I did not know that Sewing with Nancy had quilting communities and online groups.
Karen K. Buckley is in a fight about her scissors, which are the best, and the ripping off of the design.
The Guardian has a story about Faith Ringgold. Please support The Guardian.
Have you heard about Elm Street Quilts One Monthly Goal?
You may have seen my recent book review on Handmade Getaway. The co-author, Karyn Valen, has a great website called MakeSomething.ca. I like the pattern she shows using Flying Geese. It isn’t a difficult patternand the use of fabric is fantastic. I especially like it, because she cuts them using an electric Accuquilt! i would love one of these, but I just don’t have the space to leave it out. I don’t think I would want to hide it away as I do with the hand crank version I have.
Barbara Brackman talks about Gloria Vanderbilt’s patchwork interior on a recent blog post. She makes a comment that it was the 1970s with regard to the variety and quantity of prints. I see a correlation to present day. Riots of prints are used in quilts today. I am no exception. However, in the famous quiltmaker department Kathy Doughty has a gallery full of quilts using many prints.
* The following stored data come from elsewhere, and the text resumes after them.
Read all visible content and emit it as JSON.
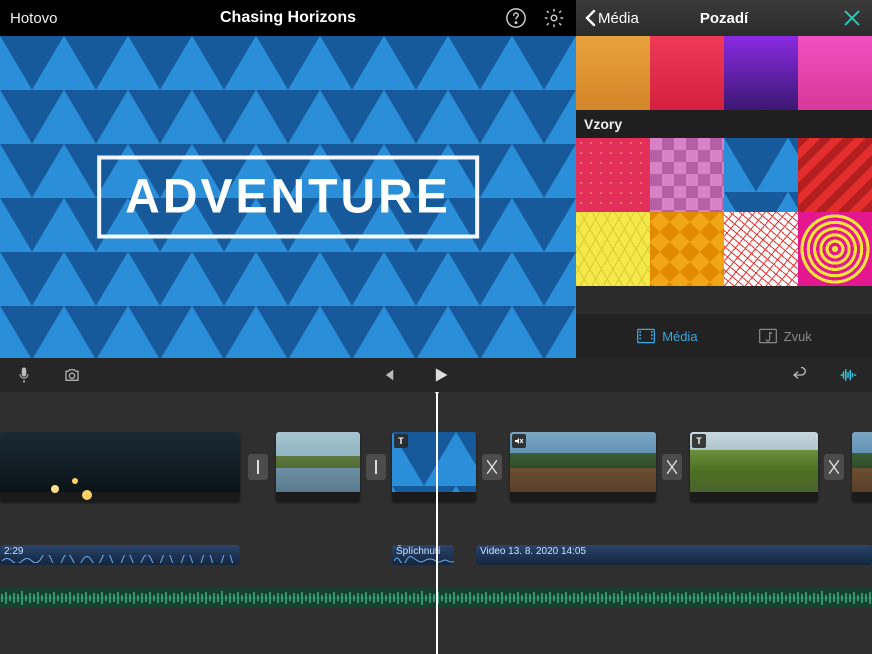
{
  "header": {
    "done_label": "Hotovo",
    "project_title": "Chasing Horizons"
  },
  "preview": {
    "title_text": "ADVENTURE"
  },
  "side_panel": {
    "back_label": "Média",
    "panel_title": "Pozadí",
    "section_patterns_label": "Vzory",
    "tabs": {
      "media": "Média",
      "audio": "Zvuk"
    },
    "gradient_swatches": [
      "orange",
      "red",
      "purple",
      "pink"
    ],
    "pattern_swatches": [
      "red-dots",
      "pink-diamond",
      "blue-triangles",
      "red-chevron",
      "yellow-hatch",
      "orange-triangles",
      "white-scribble",
      "magenta-rings"
    ]
  },
  "toolbar": {
    "mic": "mic",
    "camera": "camera",
    "prev": "skip-back",
    "play": "play",
    "undo": "undo",
    "audio_tool": "waveform"
  },
  "timeline": {
    "audio1": {
      "label": "2:29"
    },
    "audio2": {
      "label": "Šplíchnutí"
    },
    "audio3": {
      "label": "Video 13. 8. 2020 14:05"
    }
  }
}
Kaffe Fassett also uses a lot of prints and color in his quilts.
Barbara Brackman (again!!) mentioned The Business of Folk Art exhibit in NYC on her blog recently. There is a book that goes along with the exhibit. The post mentions the Honstain quilt, which is in the collection of the International Quilt Study Center, but on display in New York right now. Brackman writes that “this sampler quilt dated 1867 that has the reputation as the most expensive antique quilt ever sold ($264,000 in 1991).” She has a lot of interesting history about the quilt in her post. It is worth reading.
In a recent comment on my Thinking about Blocks post, Ronni mentioned her Barn Block Alphabet project. She has a tag to relate the Barn Block Alphabet posts together. I am a little unclear on what the purpose of the project is, though Ronni does talk about her love for blocks in the comments. She has a number of products at a Society 6 shop.
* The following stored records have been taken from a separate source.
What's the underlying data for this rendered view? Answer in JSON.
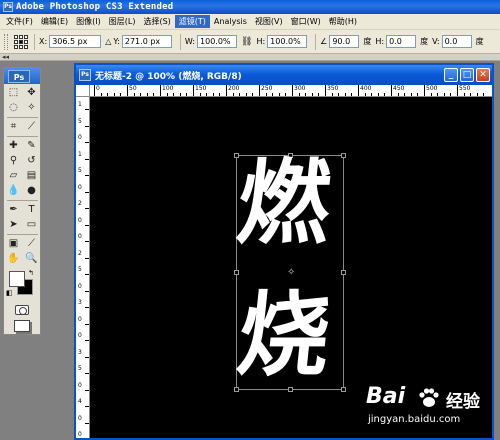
{
  "app": {
    "title": "Adobe Photoshop CS3 Extended",
    "logo": "Ps"
  },
  "menu": {
    "items": [
      "文件(F)",
      "编辑(E)",
      "图像(I)",
      "图层(L)",
      "选择(S)",
      "滤镜(T)",
      "Analysis",
      "视图(V)",
      "窗口(W)",
      "帮助(H)"
    ],
    "active_index": 5
  },
  "options": {
    "x_label": "X:",
    "x_value": "306.5 px",
    "y_label": "Y:",
    "y_value": "271.0 px",
    "w_label": "W:",
    "w_value": "100.0%",
    "h_label": "H:",
    "h_value": "100.0%",
    "angle_value": "90.0",
    "angle_unit": "度",
    "hskew_label": "H:",
    "hskew_value": "0.0",
    "hskew_unit": "度",
    "vskew_label": "V:",
    "vskew_value": "0.0",
    "vskew_unit": "度"
  },
  "document": {
    "title": "无标题-2 @ 100% (燃烧, RGB/8)",
    "ruler_h": [
      "0",
      "50",
      "100",
      "150",
      "200",
      "250",
      "300",
      "350",
      "400",
      "450",
      "500",
      "550"
    ],
    "ruler_v": [
      "1",
      "5",
      "0",
      "1",
      "5",
      "0",
      "2",
      "0",
      "0",
      "2",
      "5",
      "0",
      "3",
      "0",
      "0",
      "3",
      "5",
      "0",
      "4",
      "0",
      "0"
    ],
    "artwork": {
      "char1": "燃",
      "char2": "烧"
    }
  },
  "colors": {
    "foreground": "#ffffff",
    "background": "#000000",
    "accent": "#316ac5"
  },
  "watermark": {
    "logo": "Bai",
    "logo2": "经验",
    "url": "jingyan.baidu.com"
  }
}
Marianne Fons and Liz Porter will be inducted into the Quilter’s Hall of Fame. Marianne has a post about their start and how they became quiltmakers household names on her blog. I don’t like what F&W/The Quilting Company has done to Love of Quilting, but I like the way they teach and provide guidance for quiltmakers.
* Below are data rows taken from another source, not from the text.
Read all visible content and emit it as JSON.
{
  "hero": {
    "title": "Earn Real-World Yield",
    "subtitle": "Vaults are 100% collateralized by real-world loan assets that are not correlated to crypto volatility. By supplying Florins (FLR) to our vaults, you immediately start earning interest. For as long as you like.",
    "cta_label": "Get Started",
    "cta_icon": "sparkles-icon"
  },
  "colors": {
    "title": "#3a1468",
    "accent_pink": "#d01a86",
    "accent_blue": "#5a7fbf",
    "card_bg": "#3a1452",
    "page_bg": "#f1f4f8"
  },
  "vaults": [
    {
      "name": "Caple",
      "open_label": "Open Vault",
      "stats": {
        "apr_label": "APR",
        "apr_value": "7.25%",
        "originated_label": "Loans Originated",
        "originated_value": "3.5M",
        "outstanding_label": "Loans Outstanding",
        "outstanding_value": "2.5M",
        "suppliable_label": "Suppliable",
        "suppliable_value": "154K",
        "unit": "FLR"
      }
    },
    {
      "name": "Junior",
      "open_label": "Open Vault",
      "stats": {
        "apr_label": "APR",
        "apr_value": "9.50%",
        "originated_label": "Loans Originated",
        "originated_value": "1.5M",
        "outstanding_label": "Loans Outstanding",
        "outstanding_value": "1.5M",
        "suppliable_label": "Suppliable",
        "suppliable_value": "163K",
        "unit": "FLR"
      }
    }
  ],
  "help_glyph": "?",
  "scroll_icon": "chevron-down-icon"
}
Covered in Love is collecting 12.5″ red, white and blue star blocks for charity quilts this summer. Any star pattern and as many or as few as youw ould like are welcome.
Exhibits & Shows
QuiltDivaJulie posted about a recent exhibit featuring the color blue. I love her Plus blocks at the top of the post. The quilts are unified by the size and the primary use of the color blue. It is interesting to see the variety of blues in the various quilts. There are also a variety of styles represented.